Finding distance travelled.

## Want to join the conversation?

- No mention of why the absolute value of the integral wasn't needed to be entered into the calculator for the calculation.(2 votes)
- The absolute value (magnitude) of the velocity vector is equal to the speed.

|𝒗(𝑡)| = √(cos²(𝑡²) + 𝑒^𝑡)(2 votes)

- How could you figure out that integral by hand?(2 votes)

## Video transcript

- [Voiceover] Find the total distance traveled by the particle from time t equals zero to t equals one. Always remember they didn't say
find the total displacement, they said find the total distance traveled by the particle. So if something goes to the right by one, and then goes up by one, their distance is two. And actually, and then if they go back, if they go back, over here, just let me draw a straighter line, they then go back to the original starting point. And then this distance
right here would be what? The square root of,
the square root of two, the displacement would be zero. They got back to where they started. For the distance would be one plus one plus the square root of two. So how do we figure out the total distance in this scenario right over here?

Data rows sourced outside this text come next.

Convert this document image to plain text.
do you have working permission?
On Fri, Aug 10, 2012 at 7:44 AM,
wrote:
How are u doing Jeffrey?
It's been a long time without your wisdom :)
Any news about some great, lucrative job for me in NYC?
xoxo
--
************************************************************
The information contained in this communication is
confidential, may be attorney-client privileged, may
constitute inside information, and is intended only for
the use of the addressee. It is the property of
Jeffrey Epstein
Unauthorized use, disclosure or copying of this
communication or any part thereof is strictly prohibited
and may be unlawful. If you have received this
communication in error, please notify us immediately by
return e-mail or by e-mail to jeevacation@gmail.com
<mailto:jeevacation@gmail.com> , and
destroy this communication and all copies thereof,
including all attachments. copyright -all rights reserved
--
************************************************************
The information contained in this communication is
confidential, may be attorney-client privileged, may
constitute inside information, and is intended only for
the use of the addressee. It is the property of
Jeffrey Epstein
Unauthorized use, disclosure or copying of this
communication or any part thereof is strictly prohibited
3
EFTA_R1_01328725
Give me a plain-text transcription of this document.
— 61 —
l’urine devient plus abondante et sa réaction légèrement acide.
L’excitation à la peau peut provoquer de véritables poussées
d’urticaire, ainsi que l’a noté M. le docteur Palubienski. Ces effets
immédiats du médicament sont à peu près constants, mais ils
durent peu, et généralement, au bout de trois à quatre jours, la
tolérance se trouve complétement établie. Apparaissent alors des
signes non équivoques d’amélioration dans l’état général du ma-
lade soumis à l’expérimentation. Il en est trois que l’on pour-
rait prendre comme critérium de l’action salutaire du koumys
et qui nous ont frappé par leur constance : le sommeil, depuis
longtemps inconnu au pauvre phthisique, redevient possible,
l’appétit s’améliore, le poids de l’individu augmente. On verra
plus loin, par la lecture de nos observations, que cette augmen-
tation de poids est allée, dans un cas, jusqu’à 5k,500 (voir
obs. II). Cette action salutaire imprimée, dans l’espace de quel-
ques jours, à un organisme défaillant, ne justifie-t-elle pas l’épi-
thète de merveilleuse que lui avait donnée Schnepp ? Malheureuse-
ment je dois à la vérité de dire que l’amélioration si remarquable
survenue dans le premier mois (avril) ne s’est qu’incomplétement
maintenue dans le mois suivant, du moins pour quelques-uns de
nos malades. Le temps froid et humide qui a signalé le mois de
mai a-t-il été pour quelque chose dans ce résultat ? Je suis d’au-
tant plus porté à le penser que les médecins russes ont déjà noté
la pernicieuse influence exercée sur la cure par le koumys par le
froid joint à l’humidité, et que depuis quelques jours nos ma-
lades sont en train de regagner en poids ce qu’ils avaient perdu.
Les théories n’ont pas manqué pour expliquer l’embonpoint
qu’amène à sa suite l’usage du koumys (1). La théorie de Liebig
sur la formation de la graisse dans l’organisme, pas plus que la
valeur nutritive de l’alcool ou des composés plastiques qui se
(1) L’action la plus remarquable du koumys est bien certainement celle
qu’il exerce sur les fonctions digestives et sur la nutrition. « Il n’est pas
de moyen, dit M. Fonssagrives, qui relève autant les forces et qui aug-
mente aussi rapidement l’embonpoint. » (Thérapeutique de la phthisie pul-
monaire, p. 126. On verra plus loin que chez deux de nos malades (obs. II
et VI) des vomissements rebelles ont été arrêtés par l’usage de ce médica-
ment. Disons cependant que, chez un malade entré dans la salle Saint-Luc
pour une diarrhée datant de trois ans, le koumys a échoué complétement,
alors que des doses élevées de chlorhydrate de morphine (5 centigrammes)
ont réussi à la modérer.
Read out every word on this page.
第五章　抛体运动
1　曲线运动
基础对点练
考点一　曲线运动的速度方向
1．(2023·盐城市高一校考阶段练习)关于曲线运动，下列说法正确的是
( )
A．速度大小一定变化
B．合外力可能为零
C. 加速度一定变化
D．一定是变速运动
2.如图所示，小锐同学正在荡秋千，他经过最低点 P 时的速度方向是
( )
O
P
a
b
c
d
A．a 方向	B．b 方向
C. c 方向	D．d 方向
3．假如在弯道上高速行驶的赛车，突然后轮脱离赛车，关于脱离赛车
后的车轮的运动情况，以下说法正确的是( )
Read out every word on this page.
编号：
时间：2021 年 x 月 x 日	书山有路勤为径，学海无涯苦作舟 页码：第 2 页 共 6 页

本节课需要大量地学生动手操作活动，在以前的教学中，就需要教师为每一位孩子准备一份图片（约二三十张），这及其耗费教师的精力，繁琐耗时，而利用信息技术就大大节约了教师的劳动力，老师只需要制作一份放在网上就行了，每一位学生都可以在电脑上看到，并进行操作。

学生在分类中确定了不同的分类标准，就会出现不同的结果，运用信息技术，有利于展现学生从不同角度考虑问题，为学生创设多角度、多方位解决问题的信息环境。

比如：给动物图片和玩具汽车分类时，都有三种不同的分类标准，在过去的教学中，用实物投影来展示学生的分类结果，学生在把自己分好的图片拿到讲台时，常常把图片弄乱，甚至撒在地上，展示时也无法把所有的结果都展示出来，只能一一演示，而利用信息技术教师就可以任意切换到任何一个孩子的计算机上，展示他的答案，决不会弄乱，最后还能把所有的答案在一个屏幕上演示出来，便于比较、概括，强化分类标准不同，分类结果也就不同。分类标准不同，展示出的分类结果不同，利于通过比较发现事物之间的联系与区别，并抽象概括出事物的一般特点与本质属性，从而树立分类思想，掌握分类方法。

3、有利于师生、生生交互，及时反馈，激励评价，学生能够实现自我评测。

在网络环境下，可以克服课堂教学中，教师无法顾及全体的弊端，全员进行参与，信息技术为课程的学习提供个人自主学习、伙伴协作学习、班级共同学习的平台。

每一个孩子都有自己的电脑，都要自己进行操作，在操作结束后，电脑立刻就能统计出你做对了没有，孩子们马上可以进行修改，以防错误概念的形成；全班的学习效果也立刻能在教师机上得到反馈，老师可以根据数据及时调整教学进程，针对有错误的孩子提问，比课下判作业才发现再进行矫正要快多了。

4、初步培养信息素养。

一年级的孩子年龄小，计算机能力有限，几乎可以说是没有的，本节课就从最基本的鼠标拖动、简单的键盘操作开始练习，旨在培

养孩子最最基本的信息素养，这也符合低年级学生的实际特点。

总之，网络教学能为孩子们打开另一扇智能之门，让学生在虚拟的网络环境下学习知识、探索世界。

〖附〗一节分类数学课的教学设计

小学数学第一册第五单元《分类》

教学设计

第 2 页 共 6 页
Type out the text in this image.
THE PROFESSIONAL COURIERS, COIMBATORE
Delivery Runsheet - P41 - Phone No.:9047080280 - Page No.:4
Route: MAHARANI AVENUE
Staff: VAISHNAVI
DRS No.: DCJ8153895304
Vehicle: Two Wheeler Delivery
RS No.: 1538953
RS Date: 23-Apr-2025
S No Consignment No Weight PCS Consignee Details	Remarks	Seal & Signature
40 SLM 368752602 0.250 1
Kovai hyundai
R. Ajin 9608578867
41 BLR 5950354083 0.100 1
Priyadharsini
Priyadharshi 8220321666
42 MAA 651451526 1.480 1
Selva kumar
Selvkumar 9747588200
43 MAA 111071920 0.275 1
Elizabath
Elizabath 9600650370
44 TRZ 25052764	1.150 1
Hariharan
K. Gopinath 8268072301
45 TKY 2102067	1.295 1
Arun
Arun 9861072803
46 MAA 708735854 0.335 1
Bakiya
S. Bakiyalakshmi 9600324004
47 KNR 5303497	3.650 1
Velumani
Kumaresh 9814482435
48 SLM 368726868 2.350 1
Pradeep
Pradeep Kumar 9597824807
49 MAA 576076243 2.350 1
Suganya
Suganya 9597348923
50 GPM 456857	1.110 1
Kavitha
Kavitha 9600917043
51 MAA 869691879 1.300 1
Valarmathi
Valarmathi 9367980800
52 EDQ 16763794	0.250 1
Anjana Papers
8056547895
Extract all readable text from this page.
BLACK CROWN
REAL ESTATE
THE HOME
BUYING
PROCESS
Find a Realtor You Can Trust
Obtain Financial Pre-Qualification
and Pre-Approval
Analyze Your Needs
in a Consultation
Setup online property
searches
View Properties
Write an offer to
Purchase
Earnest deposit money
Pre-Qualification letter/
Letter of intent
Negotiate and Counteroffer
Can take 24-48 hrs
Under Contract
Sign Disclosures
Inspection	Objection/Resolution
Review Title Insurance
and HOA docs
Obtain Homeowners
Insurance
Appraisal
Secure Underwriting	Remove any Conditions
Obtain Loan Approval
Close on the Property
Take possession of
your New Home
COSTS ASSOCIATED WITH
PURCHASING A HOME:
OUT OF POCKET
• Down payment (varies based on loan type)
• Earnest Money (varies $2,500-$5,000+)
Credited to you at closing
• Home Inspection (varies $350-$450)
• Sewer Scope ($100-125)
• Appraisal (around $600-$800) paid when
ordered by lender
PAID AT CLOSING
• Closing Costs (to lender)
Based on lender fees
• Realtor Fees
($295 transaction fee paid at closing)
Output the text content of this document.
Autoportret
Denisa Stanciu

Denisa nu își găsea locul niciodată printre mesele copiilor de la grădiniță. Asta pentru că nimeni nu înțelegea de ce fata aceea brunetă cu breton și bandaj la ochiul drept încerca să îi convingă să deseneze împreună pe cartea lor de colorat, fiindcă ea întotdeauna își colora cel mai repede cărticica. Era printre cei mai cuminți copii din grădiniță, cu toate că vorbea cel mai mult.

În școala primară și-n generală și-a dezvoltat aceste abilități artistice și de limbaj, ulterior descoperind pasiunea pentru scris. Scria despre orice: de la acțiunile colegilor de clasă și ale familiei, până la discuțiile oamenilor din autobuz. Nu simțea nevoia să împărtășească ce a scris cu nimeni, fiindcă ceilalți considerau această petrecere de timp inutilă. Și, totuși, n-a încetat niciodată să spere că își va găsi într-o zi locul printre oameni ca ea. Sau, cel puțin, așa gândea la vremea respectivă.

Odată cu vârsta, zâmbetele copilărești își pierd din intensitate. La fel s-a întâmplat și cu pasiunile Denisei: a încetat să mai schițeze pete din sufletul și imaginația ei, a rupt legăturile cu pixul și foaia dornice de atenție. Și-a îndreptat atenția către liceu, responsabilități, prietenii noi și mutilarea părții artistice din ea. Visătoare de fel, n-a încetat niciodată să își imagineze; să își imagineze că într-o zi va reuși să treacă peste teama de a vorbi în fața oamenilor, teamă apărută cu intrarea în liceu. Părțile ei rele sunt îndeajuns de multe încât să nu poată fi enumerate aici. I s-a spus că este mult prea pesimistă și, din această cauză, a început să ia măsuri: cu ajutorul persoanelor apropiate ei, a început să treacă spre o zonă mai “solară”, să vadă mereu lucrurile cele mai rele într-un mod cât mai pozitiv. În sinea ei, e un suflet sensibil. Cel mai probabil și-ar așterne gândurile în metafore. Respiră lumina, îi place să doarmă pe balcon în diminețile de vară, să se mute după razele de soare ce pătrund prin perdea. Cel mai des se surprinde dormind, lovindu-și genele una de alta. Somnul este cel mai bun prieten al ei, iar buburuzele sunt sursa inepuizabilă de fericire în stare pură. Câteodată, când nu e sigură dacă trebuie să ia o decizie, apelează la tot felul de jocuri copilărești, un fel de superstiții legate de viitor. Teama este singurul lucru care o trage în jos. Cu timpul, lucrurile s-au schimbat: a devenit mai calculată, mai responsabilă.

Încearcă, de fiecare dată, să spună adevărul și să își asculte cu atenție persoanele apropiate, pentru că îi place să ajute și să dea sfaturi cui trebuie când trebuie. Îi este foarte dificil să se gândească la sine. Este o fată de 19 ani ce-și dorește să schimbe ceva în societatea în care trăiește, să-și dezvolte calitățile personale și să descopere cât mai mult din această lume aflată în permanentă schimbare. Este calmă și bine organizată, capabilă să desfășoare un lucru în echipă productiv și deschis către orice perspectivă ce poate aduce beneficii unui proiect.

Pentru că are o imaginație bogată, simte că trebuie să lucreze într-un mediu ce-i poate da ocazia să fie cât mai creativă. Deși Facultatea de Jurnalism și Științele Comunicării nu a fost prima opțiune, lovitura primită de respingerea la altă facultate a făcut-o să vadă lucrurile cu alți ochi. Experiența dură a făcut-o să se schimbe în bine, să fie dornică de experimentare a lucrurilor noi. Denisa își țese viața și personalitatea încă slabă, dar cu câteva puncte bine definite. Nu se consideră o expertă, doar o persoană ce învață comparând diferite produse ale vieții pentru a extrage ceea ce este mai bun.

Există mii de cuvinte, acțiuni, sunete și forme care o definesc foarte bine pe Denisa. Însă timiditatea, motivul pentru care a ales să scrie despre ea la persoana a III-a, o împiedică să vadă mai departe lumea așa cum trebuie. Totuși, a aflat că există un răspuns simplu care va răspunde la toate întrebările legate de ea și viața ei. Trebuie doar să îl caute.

Let me erase this since it's
not relevant to the problem, it's just a, for remind ourselves we're talking about distance. Well distance is equal to rate times time. Or it's equal to speed times time. So in a very small amount of time, if you want to figure out the distance, well, you could take your speed, which is the magnus magnitude
of your velocity function. If you took your speed, that's your speed right over there, and if you multiply it by a
little small change in time, that's gonna give you your infinitesimally
small change in distance over that infinitesimally
small change in time. And if you wanted to change your, if you wanted to find the total distance over a non-infinitesimal change in time, well, then you could integrate. And you can integrate those
little changes in time in this case from t equals
zero to t equals one. This is going to be the
expression for the total distance. Well what is this going to be? Well this is going to
be equal to the interval from zero to one. In the last part of the problem, we already have an
expression for our speed. Our speed we saw was this
business right over here. So it's going to be
equal to the square root, give myself a little bit more space to work with, is
going to be equal to the square root of the
x-component of the velocity, cosign of t squared squared, let me put the little
outer parenthesis there, squared, plus the y-component
of our velocity squared, the rate of change of y with
respect to time squared. So plus e to the 0.5 t, that's the rate of change of y with respect to time, or
the y-component of velocity, we're gonna square that. This is our expression for our
speed as a function of time. And then you multiply that times dt and we're gonna integrate all this and this is gonna give us our total, this is gonna give us our total distance. And lucky for us we can use our calculator in this part of the AP exam,
so let's evaluate this. So let me turn it on. Let me clear out. And so we're just going to evaluate, let's go to math, and function integral right over there, that's for evaluating definite integrals, and we want to evaluate the square root, an open parenthesis, of, I think I'm gonna have
a lot of parenthesis here, but we'll see if we can do it. So the square root of, cosign of, and I'm gonna us x as
my variable integration cosign of x squared, so that's that parenthesis,
I need another parenthesis, squared, squared, plus e to this business squared. Well this we already solved before. This is the same thing
as e to the t, right? If we raise something to the 0.5 t, and then we raise that to the second power two times 0.5 t is just t. So I can do that if I like. I could just type in all of
this business if you like. So plus second e to the, my variable of integration here is x, e to the x, so close that, and then I close my square root. Did I do that right? This closes around the x squared, that closes with that,
yep ok that looks right. And then my variable of integration is x, and I'm integrating from zero to one. And now let's let the calculator
munch on it a little bit. And I get approximately 1.595. So this is approximately 1.595, the total distance traveled by the particle in time equals zero to t equals one which is kind of neat that
we can do these things, just from, you know, the
information that they gave us at the beginning of the problem.